You may face other differences later, for example what happens if the user enters the input by specifying a few space characters before the actual input (and so on...) but these are just error handling codepieces. First get your code working with "correct" input.
How do we reverse a number with leading zeroes in number ?
For ex: If input is 004,
output should be 400.
I wrote below program but it works only when no leading zeroes in input.
int num;
cout<<"Enter number "<<endl;
cin>>num;
int rev = 0;
int reminder;
while(num != 0)
{
reminder = num % 10;
rev = rev * 10 + reminder;
num = num / 10;
}
cout<<"Reverse = "<<rev<<endl;
Is there any way to input a number with leading zeroes ? Even then, Above logic doesn't work for such numbers.
Any simple solution ? It is doable by taking input as string and processing it. But that doesn't look nice.
*EDIT: If length of number is known, it looks to be possible to reverse a number with leading zeroes. (Without using string)*
I shall post the code as soon as it works.
EDIT 2: I tried to put back characters to cin stream and then read and calculate the reverse. It is working for 2 digit numbers.
But if length is known, its far easier to find reverse. All i need to do is, multiply by 10 for required number of times.
So i think, i would go with string approach.
Hoping that interviewer would be happy :)
Leading zeroes are not represented by binary numbers (int, double, etc.) So you'll probably have to use std::string. Read the input into the string, then call std::reverse() passing the string as input.
Yes, you must use a string. You cannot store leading zeros in an int.
If you know the total width you'd like the number to be before-hand, you can reuse the code you have and store the results (from right to left) in a zero initialized array.
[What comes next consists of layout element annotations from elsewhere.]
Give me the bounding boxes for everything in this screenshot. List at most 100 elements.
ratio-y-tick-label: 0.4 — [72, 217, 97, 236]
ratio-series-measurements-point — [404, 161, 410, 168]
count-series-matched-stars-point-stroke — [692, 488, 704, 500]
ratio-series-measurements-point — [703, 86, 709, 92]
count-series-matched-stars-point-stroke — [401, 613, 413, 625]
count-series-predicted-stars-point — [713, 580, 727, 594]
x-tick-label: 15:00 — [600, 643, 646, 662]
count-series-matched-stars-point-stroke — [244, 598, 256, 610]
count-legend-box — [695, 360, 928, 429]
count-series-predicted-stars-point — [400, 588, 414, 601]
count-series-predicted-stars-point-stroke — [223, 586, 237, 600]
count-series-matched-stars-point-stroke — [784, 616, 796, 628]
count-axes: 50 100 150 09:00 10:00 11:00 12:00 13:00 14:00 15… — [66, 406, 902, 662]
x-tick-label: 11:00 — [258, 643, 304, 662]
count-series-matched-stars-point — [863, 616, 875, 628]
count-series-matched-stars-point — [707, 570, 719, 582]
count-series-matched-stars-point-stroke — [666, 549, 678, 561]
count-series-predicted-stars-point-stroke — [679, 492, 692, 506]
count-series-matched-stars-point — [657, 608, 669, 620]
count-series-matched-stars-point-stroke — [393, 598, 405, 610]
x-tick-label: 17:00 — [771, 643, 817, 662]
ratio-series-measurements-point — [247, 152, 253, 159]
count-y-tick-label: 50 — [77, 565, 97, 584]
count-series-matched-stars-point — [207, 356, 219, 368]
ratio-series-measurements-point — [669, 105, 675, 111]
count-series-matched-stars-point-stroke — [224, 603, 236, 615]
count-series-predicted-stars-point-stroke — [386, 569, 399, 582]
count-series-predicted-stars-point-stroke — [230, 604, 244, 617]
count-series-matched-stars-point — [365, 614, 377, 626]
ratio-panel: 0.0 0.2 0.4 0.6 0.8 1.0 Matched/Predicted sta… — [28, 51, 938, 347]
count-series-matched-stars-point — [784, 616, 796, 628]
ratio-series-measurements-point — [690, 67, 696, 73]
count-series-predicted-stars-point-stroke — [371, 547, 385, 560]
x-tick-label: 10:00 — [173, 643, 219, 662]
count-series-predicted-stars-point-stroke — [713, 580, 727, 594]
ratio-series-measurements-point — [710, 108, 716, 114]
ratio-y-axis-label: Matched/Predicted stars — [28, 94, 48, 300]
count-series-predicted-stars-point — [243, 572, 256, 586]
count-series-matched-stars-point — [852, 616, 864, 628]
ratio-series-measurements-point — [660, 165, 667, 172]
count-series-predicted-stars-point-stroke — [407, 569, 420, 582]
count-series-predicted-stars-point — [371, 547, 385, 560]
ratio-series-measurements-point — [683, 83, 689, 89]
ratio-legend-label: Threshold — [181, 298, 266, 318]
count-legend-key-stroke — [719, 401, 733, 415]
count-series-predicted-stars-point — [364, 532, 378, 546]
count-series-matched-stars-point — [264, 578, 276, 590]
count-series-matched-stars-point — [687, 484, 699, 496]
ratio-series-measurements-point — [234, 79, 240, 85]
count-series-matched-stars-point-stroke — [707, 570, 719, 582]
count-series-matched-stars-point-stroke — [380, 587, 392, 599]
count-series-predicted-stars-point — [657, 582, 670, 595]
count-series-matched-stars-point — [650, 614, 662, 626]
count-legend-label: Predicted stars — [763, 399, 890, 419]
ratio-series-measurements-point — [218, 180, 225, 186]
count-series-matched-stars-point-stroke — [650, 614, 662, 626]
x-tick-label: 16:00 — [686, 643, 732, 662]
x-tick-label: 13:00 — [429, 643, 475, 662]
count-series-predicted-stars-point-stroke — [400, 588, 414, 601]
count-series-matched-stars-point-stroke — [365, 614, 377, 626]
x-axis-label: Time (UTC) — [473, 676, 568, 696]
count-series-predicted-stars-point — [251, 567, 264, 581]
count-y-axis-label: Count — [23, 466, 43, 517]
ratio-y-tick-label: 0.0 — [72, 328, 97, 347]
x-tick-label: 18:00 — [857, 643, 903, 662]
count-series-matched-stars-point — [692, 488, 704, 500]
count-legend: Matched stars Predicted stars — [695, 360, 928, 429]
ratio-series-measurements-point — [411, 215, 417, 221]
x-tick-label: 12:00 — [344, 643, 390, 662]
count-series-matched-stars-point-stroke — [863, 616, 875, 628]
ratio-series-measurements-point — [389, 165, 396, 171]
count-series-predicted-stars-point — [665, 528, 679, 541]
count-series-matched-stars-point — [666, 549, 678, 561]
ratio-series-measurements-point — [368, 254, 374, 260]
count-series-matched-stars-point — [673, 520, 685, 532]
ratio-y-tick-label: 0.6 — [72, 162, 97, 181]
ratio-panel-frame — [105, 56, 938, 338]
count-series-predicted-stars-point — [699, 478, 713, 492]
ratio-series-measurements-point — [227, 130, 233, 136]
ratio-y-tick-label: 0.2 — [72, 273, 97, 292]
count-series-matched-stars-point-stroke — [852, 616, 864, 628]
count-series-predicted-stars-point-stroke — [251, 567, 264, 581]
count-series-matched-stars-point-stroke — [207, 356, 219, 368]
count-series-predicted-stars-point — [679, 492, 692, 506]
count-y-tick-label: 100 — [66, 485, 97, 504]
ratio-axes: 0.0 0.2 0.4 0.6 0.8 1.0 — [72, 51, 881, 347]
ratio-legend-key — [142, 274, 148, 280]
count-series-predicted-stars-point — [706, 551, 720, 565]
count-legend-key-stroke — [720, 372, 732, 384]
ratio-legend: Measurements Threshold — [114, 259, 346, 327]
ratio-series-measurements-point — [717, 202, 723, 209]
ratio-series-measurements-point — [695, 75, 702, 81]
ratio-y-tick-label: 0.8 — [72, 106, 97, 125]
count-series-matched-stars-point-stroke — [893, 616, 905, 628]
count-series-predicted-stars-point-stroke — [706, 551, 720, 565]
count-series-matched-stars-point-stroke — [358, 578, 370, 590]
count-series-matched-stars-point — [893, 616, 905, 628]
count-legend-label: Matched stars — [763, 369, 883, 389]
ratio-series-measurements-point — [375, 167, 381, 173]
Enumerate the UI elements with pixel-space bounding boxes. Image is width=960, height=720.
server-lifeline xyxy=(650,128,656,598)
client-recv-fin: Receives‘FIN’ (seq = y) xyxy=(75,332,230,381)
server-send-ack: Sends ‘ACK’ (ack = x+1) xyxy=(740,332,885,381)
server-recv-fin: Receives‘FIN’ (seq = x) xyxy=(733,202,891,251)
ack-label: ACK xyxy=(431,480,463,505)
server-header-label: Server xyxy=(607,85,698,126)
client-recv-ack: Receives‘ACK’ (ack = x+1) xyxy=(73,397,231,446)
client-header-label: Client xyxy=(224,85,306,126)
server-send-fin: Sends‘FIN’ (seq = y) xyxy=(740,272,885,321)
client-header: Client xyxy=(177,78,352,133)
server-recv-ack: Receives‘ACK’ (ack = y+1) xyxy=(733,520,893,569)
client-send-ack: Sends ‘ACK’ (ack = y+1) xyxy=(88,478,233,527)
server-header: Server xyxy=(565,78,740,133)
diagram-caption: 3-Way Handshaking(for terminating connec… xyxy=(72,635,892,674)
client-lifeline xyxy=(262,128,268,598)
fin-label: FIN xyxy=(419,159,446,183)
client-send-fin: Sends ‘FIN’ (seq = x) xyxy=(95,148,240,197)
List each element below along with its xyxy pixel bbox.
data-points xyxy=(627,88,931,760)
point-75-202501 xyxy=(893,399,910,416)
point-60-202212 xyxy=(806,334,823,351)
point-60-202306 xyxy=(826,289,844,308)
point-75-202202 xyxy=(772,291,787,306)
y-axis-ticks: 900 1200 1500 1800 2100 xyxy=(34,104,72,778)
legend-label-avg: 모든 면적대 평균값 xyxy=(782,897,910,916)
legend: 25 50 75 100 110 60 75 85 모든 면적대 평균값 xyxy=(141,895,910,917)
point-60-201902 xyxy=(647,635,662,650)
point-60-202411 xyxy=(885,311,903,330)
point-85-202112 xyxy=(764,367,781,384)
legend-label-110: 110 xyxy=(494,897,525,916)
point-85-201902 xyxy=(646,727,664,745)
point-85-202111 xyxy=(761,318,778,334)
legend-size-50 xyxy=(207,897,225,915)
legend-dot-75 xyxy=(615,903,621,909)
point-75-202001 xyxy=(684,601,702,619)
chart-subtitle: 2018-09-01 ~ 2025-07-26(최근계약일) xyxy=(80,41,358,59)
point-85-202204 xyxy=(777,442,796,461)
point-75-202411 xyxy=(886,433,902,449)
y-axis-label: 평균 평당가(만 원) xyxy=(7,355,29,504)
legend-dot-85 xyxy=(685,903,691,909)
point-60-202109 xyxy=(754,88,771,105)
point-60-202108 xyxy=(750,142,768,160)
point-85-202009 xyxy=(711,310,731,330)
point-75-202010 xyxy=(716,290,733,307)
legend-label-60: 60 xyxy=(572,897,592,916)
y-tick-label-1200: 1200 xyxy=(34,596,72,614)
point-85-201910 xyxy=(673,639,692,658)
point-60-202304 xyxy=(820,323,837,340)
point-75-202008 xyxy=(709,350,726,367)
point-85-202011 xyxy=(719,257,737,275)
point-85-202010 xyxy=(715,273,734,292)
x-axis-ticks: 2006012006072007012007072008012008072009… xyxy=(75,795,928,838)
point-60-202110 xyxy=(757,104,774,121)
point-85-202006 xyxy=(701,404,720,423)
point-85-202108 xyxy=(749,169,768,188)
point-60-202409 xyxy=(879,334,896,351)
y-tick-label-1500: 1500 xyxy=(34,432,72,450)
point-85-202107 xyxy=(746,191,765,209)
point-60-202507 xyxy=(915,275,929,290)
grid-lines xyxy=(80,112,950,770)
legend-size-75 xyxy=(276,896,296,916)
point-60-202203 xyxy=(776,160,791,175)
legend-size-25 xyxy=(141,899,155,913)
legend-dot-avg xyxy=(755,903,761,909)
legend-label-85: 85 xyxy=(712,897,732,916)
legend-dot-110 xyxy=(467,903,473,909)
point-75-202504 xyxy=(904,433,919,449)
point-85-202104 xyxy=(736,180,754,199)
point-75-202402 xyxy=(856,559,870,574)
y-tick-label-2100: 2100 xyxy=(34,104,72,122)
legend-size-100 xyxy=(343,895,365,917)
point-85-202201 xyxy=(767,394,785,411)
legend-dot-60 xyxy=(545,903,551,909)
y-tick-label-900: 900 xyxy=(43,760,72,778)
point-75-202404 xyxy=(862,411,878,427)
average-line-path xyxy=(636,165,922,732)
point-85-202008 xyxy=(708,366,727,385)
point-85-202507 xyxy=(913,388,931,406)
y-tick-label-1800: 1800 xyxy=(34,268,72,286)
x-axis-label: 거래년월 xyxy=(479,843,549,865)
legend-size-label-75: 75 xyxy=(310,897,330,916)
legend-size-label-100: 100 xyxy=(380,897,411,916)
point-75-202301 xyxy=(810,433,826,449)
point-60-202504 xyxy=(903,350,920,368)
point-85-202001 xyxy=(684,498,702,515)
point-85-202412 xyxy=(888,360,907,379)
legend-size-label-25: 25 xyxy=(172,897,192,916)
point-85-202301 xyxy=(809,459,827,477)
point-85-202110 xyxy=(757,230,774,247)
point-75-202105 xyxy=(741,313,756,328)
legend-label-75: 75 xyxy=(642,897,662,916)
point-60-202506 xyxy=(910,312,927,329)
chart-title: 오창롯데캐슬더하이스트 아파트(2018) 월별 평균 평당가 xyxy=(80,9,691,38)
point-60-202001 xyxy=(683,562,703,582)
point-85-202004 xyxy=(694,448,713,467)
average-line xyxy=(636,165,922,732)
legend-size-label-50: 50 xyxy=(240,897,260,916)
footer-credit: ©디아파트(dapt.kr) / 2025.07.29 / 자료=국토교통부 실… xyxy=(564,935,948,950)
Note: you'd probably want to add some error checking to the code listed below.
int num, width;
cout<<"Enter number "<<endl;
cin>>num;
cout<<"Enter width: "<<endl;
cin>>width;
int rev[width];
for (int i = 0; i < width; ++i)
rev[i] = 0;
int cnt = width - 1;
int rev = 0;
int reminder;
while(num != 0)
{
reminder = num % 10;
// rev = rev * 10 + reminder;
rev[cnt] = remainder;
--cnt;
num = num / 10;
}
cout << "Reverse: ";
for (int i = 0; i < width; ++i)
cout << rev[i];
cout << endl;
This will allow you to manipulate the number more easily in the future as well.
Read the number in string format (that is, use std::string) and reverse the string.
Once you convert your input to an integer, which you do in line 3, any information about the leading zeroes in the input of the user is lost.
You'll have to use a string.
A recursive approach, but easily converted to a loop...
#include <iostream>
int f(int value = 1)
{
char c;
return (std::cin.get(c) && isdigit(c))
? (c - '0') * value + f(10 * value)
: 0;
}
int main()
{
std::cout << f() << '\n';
}
As ChrisF said, you need to load a string, because 4 and 004 is the same int and you cannot distinguish it after you assign it to an int variable.
The next thing to do is trim the string to contain just digits (if you want to be correct) and run std::reverse on it - and you're done.
Keep the number as a string, and use std::reverse.
std::string num;
std::cout << "Enter number " << std::endl;
std::cin >> num;
std::string rev(num);
std::reverse(rev.begin(), rev.end());
std::cout << "Reverse = " << rev << std::endl;
Replace your while loop with a for loop with the same number of runs as you wish the original number has digits (including leading zeros). e.g. 004 would require the loop to be run 3 times, and not to terminate prematurely once x == 0.
s = int(raw_input(" enter the no of tyms :"))
n = 0
list, list1 = [], []
while n <= s:
m = raw_input("enter the number:")
n=n+1
list.append(m)
print list
list.reverse()
print list
Reverse in one of the best lang Python.